Step 3 – Work out your GST-free trading stock purchases for the September quarter tax period.

Apply the applicable sample period percentage to total trading stock purchases.

  • $203,000 × 49% = $99,470

Andrew applies the 49% rate to his total trading stock purchases and sales for subsequent tax periods until January. He will then choose a second sample period between 1 December and 31 January.

End of example

5% GST-free stock estimation basis

In this method, you use the 'mark-ups' on your GST-free trading stock purchases to estimate your GST-free sales.

You may use this basis if it is reasonable to conclude that the projected GST-free trading stock that you purchase and resell GST-free is not more than 5% of your total trading stock purchases.

The following food retailers are likely to be able to use the 5% GST-free stock estimation basis:

  • kiosks that don't prepare takeaway meals
  • service stations
  • newsagents.

Example: 5% GST-free stock estimation basis

Valda from Valda's Arcade reviews her suppliers' tax invoices for the tax period. She finds that the total trading stock she has purchased GST-free and resold GST-free is $750, as follows:

  • Bottled water – $300
  • Pure fruit juice – $450
  • Total – $750.

Valda's total trading stock purchases are $24,000, so her GST-free trading stock purchases are only 3.1% of this total. This tax period is representative of her trading stock purchases.

It is reasonable for Valda to conclude that her projected GST-free trading stock purchases that she will resell GST-free are less than 5% of her total trading stock purchases. Valda can use this estimation basis.

End of example

Using this option, you work out your actual GST-free trading stock purchases based on your tax invoices.

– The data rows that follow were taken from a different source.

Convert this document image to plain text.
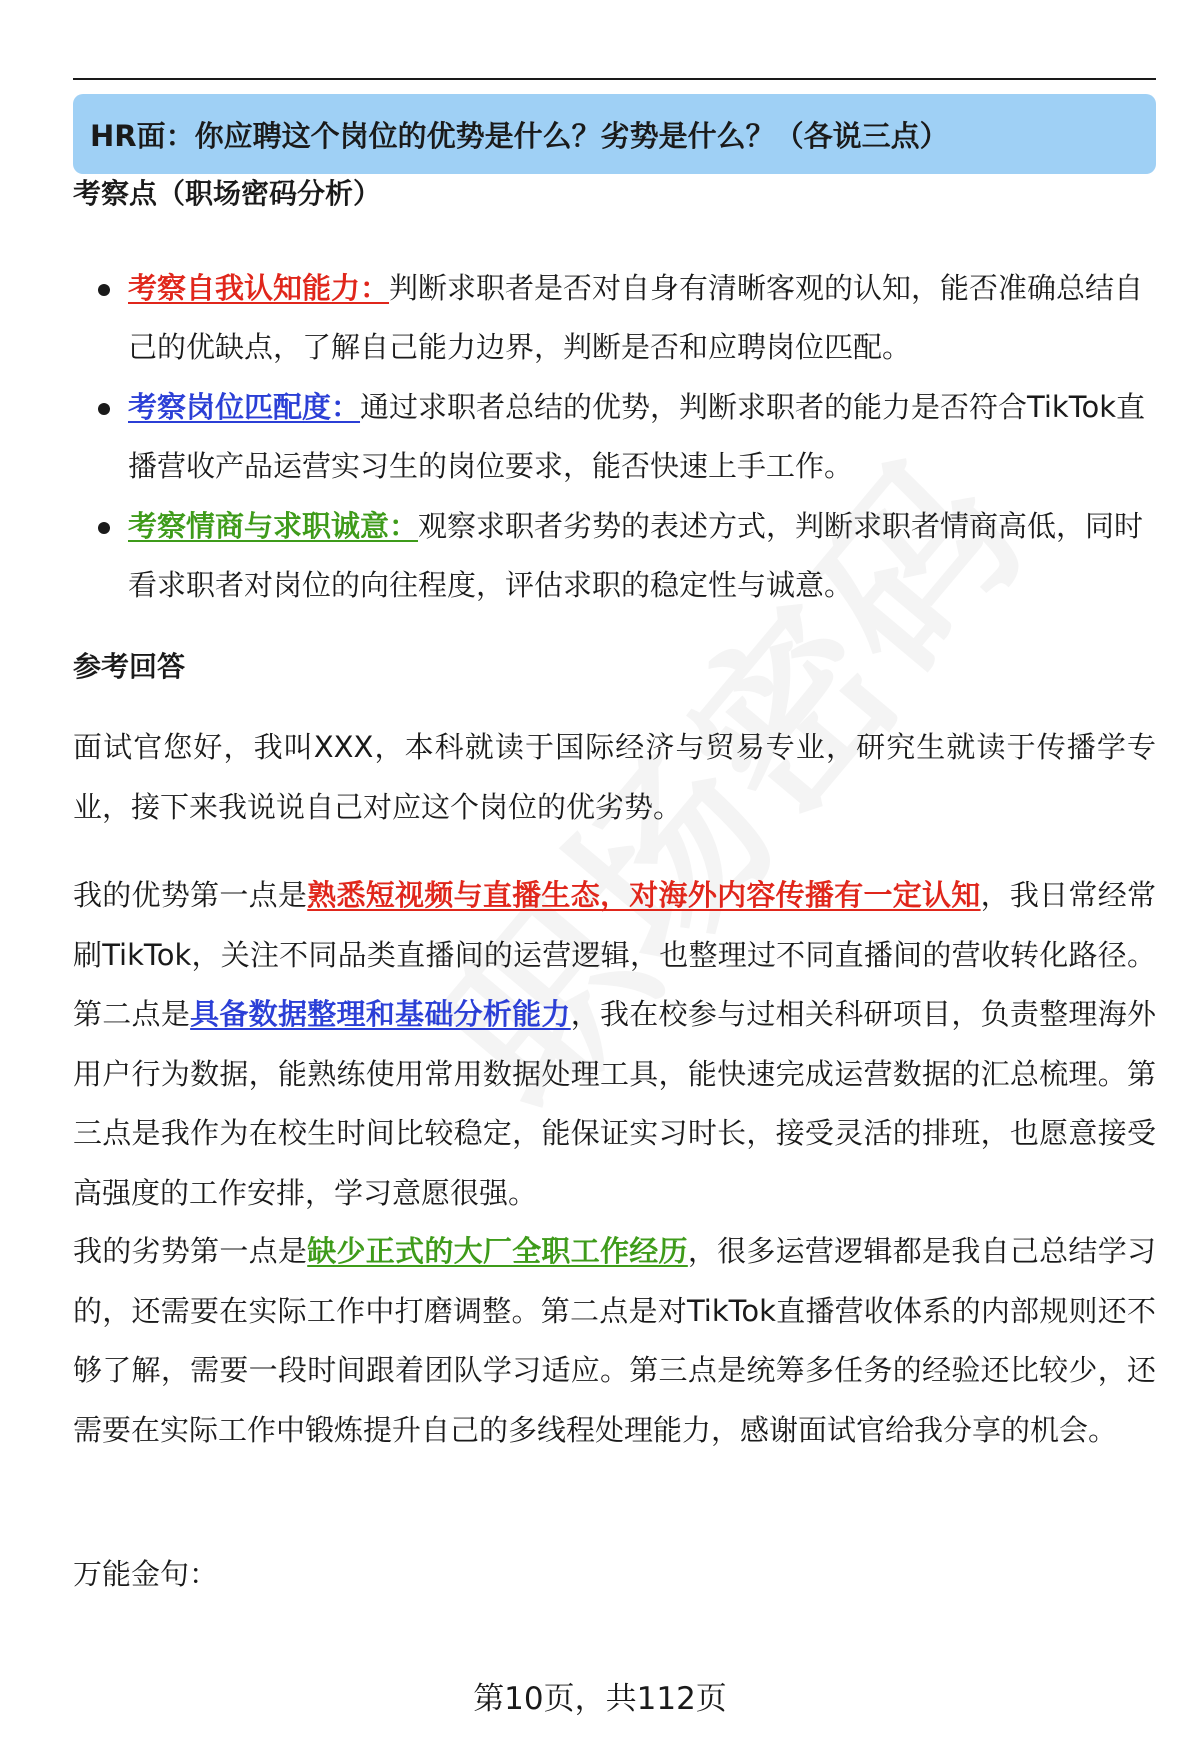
HR面：你应聘这个岗位的优势是什么？劣势是什么？（各说三点）
考察点（职场密码分析）
考察自我认知能力：判断求职者是否对自身有清晰客观的认知，能否准确总结自己的优缺点，了解自己能力边界，判断是否和应聘岗位匹配。
考察岗位匹配度：通过求职者总结的优势，判断求职者的能力是否符合TikTok直播营收产品运营实习生的岗位要求，能否快速上手工作。
考察情商与求职诚意：观察求职者劣势的表述方式，判断求职者情商高低，同时看求职者对岗位的向往程度，评估求职的稳定性与诚意。
参考回答

面试官您好，我叫XXX，本科就读于国际经济与贸易专业，研究生就读于传播学专业，接下来我说说自己对应这个岗位的优劣势。

我的优势第一点是熟悉短视频与直播生态，对海外内容传播有一定认知，我日常经常刷TikTok，关注不同品类直播间的运营逻辑，也整理过不同直播间的营收转化路径。第二点是具备数据整理和基础分析能力，我在校参与过相关科研项目，负责整理海外用户行为数据，能熟练使用常用数据处理工具，能快速完成运营数据的汇总梳理。第三点是我作为在校生时间比较稳定，能保证实习时长，接受灵活的排班，也愿意接受高强度的工作安排，学习意愿很强。

我的劣势第一点是缺少正式的大厂全职工作经历，很多运营逻辑都是我自己总结学习的，还需要在实际工作中打磨调整。第二点是对TikTok直播营收体系的内部规则还不够了解，需要一段时间跟着团队学习适应。第三点是统筹多任务的经验还比较少，还需要在实际工作中锻炼提升自己的多线程处理能力，感谢面试官给我分享的机会。

万能金句：

第10页，共112页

You estimate your total GST-free sales by applying your mark-ups to the product lines you buy GST-free and resell GST-free and then adding these up to work out your estimated GST-free sales.

Estimate your GST-free sales in the following four steps:

  • Step 1 – identify a product line or trading stock that you buy GST-free and resell GST-free.
  • Step 2 – work out for each product line in step 1 the total acquisitions you made for a tax period.
  • Step 3 – apply your mark-ups to the totals from step 2 to estimate total GST-free sales for each product line.
  • Step 4 – add your estimated GST-free sales for each product line to calculate your total GST-free sales for a tax period.

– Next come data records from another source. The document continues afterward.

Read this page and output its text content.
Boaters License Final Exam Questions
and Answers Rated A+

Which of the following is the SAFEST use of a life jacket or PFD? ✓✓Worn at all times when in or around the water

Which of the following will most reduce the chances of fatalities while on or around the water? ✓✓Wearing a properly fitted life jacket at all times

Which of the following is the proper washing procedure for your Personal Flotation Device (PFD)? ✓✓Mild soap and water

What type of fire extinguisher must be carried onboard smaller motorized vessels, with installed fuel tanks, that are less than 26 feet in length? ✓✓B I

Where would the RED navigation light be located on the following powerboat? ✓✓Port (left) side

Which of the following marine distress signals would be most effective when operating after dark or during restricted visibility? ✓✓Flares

If your mark-up is the same for each product line, you don't have to separately record the totals for each product line. Only record the total amount of GST-free trading stock purchases. Apply your mark-up to this amount to calculate your total GST-free sales.

Example: Calculating GST-free purchases and sales

Using the previous example, Valda has GST-free trading stock purchases totalling $750 for the tax period ($300 for bottled water and $450 for pure fruit juice). Valda's mark-up is 40% for bottled water and 30% for pure fruit juice. She estimates her total GST-free sales are $420 ($300 + 40% mark-up) for bottled water and $585 ($450 + 30% mark-up) for fruit juice.

Valda adds these amounts to calculate her total GST-free sales of $1,005 for the tax period.